Un uomo dal nome fin troppo comune, tanto che potrebbe essere il nome di qualsiasi italiano tipico, un fisico apparentemente tutt’altro che atletico, le spalle quasi curve, di piccola statura, mingherlino.
Totalmente antitetico rispetto agli stereotipi attuali del calciatore.
Eppure la natura l’aveva dotato di alcune caratteristiche importanti che probabilmente determinarono la sua carriera: forza di volontà e tanta disciplina.
Paolo Rossi diventerà la prova vivente che, per chi realmente sa mantenere il focus sui propri obiettivi, non esistono imprese impossibili.

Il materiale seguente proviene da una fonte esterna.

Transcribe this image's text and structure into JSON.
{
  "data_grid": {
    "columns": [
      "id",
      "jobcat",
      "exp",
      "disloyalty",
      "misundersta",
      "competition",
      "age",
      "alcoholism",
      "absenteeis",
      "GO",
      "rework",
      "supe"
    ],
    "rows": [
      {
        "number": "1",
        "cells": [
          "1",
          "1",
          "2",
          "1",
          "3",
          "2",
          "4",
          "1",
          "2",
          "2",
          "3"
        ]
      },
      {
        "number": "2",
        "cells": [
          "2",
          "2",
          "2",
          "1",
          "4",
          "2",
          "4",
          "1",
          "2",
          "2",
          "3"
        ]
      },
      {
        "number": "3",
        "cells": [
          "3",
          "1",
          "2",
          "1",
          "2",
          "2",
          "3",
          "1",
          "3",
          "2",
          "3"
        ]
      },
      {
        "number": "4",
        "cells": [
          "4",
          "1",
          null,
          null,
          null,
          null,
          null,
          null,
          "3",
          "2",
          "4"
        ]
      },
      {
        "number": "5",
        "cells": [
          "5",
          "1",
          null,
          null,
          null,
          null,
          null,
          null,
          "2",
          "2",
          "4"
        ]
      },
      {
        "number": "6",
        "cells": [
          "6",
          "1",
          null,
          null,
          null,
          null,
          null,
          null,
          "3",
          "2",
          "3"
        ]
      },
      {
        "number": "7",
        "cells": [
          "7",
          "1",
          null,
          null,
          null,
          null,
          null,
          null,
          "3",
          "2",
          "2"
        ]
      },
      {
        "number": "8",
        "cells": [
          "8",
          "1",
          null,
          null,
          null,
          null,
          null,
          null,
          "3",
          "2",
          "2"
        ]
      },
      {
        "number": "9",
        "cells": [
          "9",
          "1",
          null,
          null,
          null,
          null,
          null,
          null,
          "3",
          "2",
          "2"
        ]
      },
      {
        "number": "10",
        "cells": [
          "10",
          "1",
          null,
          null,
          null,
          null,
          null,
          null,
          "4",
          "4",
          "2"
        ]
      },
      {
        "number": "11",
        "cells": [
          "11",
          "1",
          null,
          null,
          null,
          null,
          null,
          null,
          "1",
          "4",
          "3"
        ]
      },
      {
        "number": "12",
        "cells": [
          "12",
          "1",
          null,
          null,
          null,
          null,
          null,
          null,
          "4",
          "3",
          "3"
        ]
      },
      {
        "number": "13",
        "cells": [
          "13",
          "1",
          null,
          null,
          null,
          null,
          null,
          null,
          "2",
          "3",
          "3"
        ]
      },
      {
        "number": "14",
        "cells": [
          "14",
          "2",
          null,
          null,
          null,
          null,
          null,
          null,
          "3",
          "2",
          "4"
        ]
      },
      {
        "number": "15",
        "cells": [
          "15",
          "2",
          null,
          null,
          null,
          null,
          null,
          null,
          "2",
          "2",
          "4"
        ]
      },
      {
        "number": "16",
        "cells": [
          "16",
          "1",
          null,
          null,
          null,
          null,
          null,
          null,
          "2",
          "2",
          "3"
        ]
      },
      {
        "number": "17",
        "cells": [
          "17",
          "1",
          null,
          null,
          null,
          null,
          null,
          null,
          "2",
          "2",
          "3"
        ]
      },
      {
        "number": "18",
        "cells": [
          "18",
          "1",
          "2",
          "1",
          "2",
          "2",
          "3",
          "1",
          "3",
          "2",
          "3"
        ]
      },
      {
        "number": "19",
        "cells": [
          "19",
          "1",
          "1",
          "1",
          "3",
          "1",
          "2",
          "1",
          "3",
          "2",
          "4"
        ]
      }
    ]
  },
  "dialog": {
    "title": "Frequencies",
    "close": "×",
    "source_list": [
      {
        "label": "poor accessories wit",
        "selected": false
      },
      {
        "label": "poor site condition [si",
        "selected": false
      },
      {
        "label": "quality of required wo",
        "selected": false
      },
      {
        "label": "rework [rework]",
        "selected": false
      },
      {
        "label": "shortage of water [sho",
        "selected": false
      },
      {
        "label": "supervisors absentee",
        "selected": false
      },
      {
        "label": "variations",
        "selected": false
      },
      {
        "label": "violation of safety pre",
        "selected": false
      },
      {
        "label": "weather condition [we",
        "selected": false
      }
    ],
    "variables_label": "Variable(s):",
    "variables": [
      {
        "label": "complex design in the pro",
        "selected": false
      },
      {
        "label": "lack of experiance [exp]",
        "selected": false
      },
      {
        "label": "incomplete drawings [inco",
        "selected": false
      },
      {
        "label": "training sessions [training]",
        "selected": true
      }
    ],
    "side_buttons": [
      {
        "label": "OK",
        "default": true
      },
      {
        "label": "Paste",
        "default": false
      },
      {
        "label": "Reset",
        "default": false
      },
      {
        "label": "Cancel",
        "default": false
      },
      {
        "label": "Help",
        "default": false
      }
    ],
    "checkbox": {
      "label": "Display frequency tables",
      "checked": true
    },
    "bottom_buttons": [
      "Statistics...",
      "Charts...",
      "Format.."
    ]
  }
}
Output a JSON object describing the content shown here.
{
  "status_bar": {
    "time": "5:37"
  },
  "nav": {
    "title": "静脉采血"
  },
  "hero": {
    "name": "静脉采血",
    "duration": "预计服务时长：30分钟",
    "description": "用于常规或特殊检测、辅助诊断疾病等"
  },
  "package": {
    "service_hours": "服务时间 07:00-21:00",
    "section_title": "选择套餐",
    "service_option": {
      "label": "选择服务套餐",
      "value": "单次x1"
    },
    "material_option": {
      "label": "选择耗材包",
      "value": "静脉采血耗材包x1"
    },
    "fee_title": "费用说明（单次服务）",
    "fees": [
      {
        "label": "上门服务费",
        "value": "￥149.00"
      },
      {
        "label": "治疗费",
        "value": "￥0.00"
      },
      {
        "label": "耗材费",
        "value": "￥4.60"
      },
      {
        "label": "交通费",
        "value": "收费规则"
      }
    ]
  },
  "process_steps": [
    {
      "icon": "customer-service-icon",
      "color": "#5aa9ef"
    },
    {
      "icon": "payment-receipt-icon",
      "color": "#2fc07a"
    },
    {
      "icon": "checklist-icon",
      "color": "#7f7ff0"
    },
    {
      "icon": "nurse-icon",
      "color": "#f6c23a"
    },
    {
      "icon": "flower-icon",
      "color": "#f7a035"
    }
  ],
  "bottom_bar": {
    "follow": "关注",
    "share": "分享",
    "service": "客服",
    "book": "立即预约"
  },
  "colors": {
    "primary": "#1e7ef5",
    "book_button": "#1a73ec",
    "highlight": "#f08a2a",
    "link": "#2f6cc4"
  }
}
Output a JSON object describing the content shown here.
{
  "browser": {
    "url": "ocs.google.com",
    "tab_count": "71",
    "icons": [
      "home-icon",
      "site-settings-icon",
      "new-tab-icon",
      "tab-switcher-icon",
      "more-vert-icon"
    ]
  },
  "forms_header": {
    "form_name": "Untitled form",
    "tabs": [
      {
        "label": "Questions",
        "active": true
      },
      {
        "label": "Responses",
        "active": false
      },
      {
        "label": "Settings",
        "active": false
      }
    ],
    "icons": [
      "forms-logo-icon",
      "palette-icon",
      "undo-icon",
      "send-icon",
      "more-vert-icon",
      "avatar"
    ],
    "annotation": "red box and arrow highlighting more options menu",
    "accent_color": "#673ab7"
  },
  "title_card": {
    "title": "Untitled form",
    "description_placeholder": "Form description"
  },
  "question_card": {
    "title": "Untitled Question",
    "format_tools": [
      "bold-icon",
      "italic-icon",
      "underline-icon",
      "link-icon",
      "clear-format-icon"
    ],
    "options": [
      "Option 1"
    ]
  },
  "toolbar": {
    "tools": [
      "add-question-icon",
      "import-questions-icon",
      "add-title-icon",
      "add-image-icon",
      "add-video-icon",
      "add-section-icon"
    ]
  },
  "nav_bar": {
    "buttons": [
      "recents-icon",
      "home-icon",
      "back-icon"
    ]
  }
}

Era il luglio del 1982: l’Italia arriva tra mille difficoltà ai mondiali di Spagna. Succede un miracolo nella partita contro l’Argentina, campione del mondo uscente, che viene battuta dalla nostra squadra.
Ciò fu determinante per trovare l’entusiasmo e una preziosa
concentrazione per affrontare quella partita che poi segnò lo spartiacque: l’Italia scende in campo contro il Brasile e inaspettatamente vince tre a due. A segnare i tre goal è Paolo Rossi che diventa un eroe nazionale: tre goal che sembrarono tre saette e che segnarono la sconfitta di un Brasile che sembrava allora costituito davvero da semi-dei del calcio.
La rapidità improvvisa delle sue giocate era l’arma segreta di questo agile giocatore: la sua presenza nell’aria di rigore non la si percepiva fino a quando, all’improvviso, prendeva la palla e il tempo pareva collassare un istante, davvero appena il tempo di veder entrare in porta il gol.
“Rubava il tempo agli avversari” è stato detto.
Sembrava davvero un ragazzino e così è rimasto cristallizzato nella nostra memoria, tanto che l’altra mattina la notizia della sua morte ci ha sorpreso ed ammutoliti. Mi rendo infatti conto che, nonostante il nostro Pablito, così come lo chiamarono anche dopo la sua impresa ai mondiali, abbia continuato fin di recente ad avere una buona visibilità in televisione come opinionista per varie emittenti italiane, nonostante si sia speso nel sociale dopo il suo ritiro dagli stadi, nonostante abbia anche scritto dei libri con sua moglie Federica Cappelletti, giornalista e scrittrice, la maggior parte degli italiani ha mantenuto cara nella mente la sua immagine giovanile dell’82.
Rimarrà così per noi come una figura bella e gentile di calciatore italiano e di uno sportivo che, pur avendo avuto delle grandi doti professionali ed pur avendoci regalato momenti di gioia e serenità, non è mai diventato un personaggio egocentrico, non parlando mai di sé come campione.
Come racconta lui stesso nel suo libro “Quanto dura un attimo”, è stato un uomo che ha sfidato la sorte realizzando il suo sogno da bambino: l’unico giocatore che ha messo in ginocchio il Brasile con i suoi tre goal, il giocatore che ha ricevuto il Pallone d’Oro, capocannoniere ai mondiali in Spagna, Scarpa d’Oro nell’82 e Scarpa d’Argento nel 78, infine Collare d’Oro (massima onorificenza per uno sportivo). Eppure ha anche dovuto attraversare momenti durissimi e nefasti, come quelli dello scandalo del calcio scommesse che gli costò una squalifica che gli fece perdere l’europeo del 1980 in Italia. Fu costretto a due anni di fermo in cui a Paolino è sembrato gli avessero tolto due anni di vita, è stato un momento in cui aveva pensato addirittura di lasciare per sempre l’Italia. Neanche questo duro colpo però è riuscito ad uccidere il suo sogno, anzi, chissà, probabilmente lo ha reso ancor più determinato a raggiungerlo.
Così rientra alla Juve nel 1982 e nello stesso anno vince il mondiale.
Dirà, felice sotto un tabellone, dopo il fischio finale della finalissima contro la Germania, guardando la folla entusiasta: “Fermate il tempo, non può essere già finita, non vivrò più certi momenti”.
Ecco Paolo, oggi vorremmo pensarti così, a guardare il cielo, con un pallone tra i piedi, felice e finalmente consapevole che ora lo sarai per sempre.